Le fils ainé de Claude de France, François III, meurt jeune et avait eu le temps d’être couronné duc de Bretagne, le 13 août 1532. Son frère, Henri II, lui succède au trône de France mais il ne sera pas couronné duc de Bretagne. À vrai dire, il n’y eut plus aucun couronnement. Trois fils succédèrent à Henri II, dont l’un, Charles IX, eut une fille, Marie, qui selon les règles de succession aurait été duchesse de Bretagne. Morte sans enfant en 1578, la question de la succession ne fut pas posée.
À la mort d’Henri III, en 1589, la prétention revint à sa nièce, Isabelle-Claire de France. Après plusieurs tentatives manquées de s’imposer en Bretagne, elle est la dernière prétendante au trône de Bretagne revendiquée. Morte sans enfant, le plus proche descendant ainé d’Anne de Bretagne est le fils de sa sœur, le duc Victor-Amédée 1e de Savoie. Les ainés de la famille étant des garçons pendant plusieurs générations, le descendant ainé sera le chef de la famille de Savoie, devenu roi de Sardaigne, pendant plusieurs décennies. Avec Victor-Emmanuel 1e, qui récupère en même temps le royaume de Sardaigne et la prétention au duché de Bretagne, les deux sont liés. Au même moment, le roi de Sardaigne est aussi désigné comme le prétendant au trône jacobite. Depuis lors, suivant les mêmes règles de succession, le prétendant jacobite et aussi le descendant ainé direct du trône de Bretagne.

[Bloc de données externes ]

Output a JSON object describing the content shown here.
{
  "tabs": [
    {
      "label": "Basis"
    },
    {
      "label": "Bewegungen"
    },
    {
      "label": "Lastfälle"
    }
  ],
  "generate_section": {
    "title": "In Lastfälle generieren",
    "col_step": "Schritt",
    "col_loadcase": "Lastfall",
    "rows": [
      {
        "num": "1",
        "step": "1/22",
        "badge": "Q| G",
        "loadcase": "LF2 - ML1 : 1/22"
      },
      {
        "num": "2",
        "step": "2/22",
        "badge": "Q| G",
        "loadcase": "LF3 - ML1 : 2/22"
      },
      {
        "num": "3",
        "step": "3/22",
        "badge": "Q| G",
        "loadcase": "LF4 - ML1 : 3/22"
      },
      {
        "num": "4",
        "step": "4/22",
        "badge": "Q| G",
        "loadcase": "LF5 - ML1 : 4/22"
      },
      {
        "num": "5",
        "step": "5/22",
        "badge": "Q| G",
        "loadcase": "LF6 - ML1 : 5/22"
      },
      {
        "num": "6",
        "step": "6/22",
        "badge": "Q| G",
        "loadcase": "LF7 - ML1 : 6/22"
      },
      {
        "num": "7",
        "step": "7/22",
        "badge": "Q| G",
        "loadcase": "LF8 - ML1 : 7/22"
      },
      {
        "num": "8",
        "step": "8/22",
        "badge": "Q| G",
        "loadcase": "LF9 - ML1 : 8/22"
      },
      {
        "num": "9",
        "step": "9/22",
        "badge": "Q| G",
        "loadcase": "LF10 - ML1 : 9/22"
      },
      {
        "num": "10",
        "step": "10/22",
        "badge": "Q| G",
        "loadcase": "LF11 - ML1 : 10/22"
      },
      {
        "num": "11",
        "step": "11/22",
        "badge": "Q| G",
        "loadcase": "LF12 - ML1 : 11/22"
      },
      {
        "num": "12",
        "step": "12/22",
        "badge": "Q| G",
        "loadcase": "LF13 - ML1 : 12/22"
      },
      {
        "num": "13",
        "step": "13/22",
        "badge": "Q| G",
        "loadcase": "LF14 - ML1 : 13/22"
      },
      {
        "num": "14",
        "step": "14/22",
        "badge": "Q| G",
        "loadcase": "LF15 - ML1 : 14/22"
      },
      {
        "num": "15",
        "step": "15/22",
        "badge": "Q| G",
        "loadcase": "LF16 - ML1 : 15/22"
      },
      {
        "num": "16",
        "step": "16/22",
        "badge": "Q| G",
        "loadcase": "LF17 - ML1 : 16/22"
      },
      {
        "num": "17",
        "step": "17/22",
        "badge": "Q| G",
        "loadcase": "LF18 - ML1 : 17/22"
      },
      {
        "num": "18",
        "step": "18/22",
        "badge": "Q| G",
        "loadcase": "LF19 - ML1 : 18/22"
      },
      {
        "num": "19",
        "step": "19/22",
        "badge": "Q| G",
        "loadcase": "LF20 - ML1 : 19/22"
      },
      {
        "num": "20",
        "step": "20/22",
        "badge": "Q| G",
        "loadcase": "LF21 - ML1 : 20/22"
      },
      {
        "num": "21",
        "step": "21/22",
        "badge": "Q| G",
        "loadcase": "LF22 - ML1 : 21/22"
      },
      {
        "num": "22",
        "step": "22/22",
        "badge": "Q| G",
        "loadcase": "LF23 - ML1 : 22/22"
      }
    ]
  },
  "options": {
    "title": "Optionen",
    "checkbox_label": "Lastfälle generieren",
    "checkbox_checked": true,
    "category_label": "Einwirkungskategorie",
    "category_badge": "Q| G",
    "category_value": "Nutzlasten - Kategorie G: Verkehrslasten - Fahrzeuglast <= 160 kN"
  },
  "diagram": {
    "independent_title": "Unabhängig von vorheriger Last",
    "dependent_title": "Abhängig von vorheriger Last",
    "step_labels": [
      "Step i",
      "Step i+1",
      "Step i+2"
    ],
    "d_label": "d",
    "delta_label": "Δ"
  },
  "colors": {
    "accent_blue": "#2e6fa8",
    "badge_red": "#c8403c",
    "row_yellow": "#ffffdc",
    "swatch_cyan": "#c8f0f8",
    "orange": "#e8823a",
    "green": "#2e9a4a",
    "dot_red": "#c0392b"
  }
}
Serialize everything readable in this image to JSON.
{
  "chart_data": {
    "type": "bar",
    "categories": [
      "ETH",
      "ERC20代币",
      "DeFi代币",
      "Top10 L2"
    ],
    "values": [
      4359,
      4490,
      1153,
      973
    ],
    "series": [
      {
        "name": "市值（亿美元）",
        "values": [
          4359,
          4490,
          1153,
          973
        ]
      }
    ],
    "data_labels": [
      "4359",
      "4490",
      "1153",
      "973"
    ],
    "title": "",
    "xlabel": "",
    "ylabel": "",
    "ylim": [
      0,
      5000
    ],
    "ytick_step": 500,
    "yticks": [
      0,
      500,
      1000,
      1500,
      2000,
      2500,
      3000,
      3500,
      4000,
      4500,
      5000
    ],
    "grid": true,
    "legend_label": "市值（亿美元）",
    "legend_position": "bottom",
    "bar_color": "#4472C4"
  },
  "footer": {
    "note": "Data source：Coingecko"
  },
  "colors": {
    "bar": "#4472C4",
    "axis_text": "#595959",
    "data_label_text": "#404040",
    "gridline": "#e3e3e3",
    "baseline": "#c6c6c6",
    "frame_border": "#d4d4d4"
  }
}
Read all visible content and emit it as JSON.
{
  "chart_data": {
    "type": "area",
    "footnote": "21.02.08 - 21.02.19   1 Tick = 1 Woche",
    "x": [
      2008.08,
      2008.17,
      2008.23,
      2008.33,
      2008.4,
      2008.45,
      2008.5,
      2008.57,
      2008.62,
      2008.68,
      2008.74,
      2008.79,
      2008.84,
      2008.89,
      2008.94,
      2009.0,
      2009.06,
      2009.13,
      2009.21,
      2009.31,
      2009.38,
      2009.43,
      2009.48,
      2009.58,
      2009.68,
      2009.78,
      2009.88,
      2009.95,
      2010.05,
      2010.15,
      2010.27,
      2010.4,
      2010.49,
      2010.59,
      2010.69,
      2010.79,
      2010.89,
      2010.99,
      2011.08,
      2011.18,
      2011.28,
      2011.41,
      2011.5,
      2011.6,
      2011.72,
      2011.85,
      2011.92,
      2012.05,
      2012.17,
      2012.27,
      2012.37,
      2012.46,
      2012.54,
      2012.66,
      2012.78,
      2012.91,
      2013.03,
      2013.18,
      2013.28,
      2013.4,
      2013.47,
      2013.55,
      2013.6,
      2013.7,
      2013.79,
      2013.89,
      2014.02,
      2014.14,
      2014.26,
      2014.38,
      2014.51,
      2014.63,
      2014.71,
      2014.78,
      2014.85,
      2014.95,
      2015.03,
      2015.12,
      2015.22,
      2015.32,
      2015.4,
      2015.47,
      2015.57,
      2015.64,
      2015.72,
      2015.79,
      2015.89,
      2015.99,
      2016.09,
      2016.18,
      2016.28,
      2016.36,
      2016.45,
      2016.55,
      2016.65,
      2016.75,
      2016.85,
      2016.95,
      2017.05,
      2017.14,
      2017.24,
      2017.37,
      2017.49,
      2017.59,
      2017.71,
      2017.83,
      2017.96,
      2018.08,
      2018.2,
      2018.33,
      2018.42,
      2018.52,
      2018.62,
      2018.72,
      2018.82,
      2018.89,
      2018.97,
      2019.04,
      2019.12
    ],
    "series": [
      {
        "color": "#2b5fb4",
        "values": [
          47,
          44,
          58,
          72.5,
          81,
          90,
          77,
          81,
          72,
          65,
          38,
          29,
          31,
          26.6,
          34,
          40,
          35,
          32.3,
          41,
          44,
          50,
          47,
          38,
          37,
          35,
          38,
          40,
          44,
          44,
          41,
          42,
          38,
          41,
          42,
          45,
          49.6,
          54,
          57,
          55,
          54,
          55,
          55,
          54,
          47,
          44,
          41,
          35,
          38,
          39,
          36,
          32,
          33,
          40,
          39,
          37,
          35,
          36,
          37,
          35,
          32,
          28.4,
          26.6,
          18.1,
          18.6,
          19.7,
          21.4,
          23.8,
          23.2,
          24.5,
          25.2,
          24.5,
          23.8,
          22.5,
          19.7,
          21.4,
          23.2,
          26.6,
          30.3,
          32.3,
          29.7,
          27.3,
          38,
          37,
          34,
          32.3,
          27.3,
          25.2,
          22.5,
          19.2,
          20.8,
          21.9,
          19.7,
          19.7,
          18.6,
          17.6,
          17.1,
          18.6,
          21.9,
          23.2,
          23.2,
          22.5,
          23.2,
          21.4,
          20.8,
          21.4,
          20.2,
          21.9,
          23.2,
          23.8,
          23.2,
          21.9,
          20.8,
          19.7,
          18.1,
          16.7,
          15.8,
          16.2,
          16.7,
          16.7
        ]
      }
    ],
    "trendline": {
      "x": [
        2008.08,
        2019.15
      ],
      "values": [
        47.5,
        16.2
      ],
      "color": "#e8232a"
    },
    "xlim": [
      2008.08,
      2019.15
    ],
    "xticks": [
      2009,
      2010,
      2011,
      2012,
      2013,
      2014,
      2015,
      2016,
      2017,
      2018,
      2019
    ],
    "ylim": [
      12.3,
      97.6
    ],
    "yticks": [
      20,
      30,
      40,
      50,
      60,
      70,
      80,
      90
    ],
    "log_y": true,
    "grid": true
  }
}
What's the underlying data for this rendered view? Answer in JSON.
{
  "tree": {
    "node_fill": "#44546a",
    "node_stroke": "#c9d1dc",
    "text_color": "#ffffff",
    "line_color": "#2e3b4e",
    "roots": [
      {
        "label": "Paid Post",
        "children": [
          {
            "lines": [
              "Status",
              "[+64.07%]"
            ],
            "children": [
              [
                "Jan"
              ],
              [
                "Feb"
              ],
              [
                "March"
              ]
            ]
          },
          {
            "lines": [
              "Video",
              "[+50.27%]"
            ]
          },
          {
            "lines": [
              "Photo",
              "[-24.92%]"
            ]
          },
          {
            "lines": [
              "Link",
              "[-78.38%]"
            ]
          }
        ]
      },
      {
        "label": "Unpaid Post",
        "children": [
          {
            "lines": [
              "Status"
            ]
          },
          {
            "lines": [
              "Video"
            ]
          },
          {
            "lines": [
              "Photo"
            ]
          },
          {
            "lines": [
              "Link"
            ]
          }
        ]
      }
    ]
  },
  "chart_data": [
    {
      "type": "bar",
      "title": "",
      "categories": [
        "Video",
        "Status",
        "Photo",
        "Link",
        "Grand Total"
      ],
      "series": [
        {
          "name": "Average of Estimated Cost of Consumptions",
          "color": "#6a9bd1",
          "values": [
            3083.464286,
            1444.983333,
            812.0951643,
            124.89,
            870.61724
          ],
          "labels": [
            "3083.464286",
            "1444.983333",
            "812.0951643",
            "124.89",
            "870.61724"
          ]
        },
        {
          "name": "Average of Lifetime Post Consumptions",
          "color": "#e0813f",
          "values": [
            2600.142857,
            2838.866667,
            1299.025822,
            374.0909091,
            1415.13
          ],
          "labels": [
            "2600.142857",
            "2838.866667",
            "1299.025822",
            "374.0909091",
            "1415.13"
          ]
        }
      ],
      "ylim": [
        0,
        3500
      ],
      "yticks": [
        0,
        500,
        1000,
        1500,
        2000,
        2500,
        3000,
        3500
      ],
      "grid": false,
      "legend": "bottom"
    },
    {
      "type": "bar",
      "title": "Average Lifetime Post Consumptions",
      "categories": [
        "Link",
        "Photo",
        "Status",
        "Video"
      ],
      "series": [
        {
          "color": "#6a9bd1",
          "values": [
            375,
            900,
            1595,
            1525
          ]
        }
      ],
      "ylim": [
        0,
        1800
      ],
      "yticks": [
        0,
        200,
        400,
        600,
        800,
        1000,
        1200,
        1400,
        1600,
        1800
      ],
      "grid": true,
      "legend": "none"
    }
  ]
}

Par conséquent, comme vu précédemment pour les prétendants au trône jacobite, les prétendants au trône de Bretagne (même s’ils ne sont pas revendiqués), sont les membres de la famille royale de Savoie, jusqu’à Marie-Béatrice qui épouse le duc de Modène (de la famille de Habsourg-Lorraine). Leur fils François V lui succède, puis sa nièce, Marie-Thérèse, épouse du roi Louis III de Bavière. Depuis lors, le duché de Bretagne reviendrait au prétendant au trône de Bavière, François. Ses successeurs sont son frère, Max Emmanuel, puis sa nièce Sophie, elle-même suivie par son fils, Joseph Wenzel de Liechtenstein. Le duché de Bretagne ayant perdu sa souveraineté et annexé à la France, il existe plusieurs prétendants aux titre de duc de Bretagne, y compris dans la maison royale de France.